Shining Celebi writes: Mozilla has finally released Firefox 4, a couple months behind schedule. It features hardware accelerated graphics, UI performance improvements, a massive boost in Javascript performance, reduced memory usage, WebGL, a new HTML5 parser, App Tabs, tab grouping via the Panorama feature, bookmark and history syncing, and much more. Many users will also be happy to know the status bar has been more-or-less restored after Mozilla removed it in early betas. Firefox 4 scores over 3 times faster on Sunspider, V8, and Kraken.

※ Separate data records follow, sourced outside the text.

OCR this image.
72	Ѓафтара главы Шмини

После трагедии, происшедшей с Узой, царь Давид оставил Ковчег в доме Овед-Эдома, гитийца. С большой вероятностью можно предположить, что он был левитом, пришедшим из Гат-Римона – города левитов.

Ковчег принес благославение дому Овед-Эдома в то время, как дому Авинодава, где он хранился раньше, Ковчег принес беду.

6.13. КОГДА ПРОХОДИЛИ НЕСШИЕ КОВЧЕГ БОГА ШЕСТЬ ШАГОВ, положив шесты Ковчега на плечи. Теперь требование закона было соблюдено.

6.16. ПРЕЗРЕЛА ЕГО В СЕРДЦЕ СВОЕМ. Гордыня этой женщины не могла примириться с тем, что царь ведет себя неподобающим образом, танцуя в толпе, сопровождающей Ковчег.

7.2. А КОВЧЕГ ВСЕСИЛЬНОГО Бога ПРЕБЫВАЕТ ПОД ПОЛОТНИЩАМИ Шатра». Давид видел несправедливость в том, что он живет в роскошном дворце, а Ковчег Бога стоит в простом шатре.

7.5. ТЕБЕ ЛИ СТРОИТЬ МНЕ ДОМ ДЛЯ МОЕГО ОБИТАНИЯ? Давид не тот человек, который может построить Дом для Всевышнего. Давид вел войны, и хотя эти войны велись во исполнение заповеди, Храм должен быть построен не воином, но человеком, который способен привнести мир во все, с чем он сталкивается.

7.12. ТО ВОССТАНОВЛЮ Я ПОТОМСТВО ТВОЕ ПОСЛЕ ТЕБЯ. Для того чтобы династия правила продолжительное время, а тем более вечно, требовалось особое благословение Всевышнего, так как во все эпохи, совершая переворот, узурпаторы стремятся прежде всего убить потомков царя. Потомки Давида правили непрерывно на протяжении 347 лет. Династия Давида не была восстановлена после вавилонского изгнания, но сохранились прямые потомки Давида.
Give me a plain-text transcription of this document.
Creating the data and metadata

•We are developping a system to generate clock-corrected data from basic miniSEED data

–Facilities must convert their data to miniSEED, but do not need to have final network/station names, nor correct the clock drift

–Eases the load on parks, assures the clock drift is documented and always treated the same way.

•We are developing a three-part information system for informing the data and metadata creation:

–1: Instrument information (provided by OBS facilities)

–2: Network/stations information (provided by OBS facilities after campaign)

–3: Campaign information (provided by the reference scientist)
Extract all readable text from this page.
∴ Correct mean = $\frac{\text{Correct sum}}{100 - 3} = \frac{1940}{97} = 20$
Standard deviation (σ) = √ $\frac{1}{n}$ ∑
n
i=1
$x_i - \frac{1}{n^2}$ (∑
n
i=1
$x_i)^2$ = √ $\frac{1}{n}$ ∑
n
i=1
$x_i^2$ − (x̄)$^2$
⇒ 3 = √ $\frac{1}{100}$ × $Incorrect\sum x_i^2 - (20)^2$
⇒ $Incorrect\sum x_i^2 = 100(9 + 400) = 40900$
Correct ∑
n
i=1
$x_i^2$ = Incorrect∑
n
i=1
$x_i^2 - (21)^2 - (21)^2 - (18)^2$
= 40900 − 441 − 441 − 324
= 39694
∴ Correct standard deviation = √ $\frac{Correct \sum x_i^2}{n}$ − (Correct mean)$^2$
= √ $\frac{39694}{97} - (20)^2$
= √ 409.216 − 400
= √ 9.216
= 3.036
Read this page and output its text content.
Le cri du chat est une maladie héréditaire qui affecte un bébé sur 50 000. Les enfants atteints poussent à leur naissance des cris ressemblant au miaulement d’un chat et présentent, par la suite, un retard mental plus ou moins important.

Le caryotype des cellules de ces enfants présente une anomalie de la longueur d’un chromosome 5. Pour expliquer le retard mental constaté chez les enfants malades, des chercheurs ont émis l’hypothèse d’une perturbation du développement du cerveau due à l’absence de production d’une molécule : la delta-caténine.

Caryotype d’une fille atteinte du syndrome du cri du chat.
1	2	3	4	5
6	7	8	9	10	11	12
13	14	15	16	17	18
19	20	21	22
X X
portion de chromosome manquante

Comment Re:Standards people! (Score 1) 184

If it only works with Firefox, then they're not clearly using HTML5 standards. Opera, Chrome and Internet Explorer 9 all have a great support for HTML5. Why is it not working with them? And this is open source project, which should have even more standard support than proprietary software. Or is Microsoft actually better? Do it correctly!

Maybe Mozilla, Apple, Google, and Opera implement different subsets of the "standard" (HTML5 is not what I'd call a standard) and functionality this needs is implemented only in Firefox's subset? Maybe they even implement vague parts of the standard in different ways?

Just because there is a standard doesn't mean that writing an application conforming to that standard will get you cross-platform support in every platform that claims to support that platform.

(Of course, they could be using mozilla-prefixed CSS properties and whatnot - but that's part of the standard too.)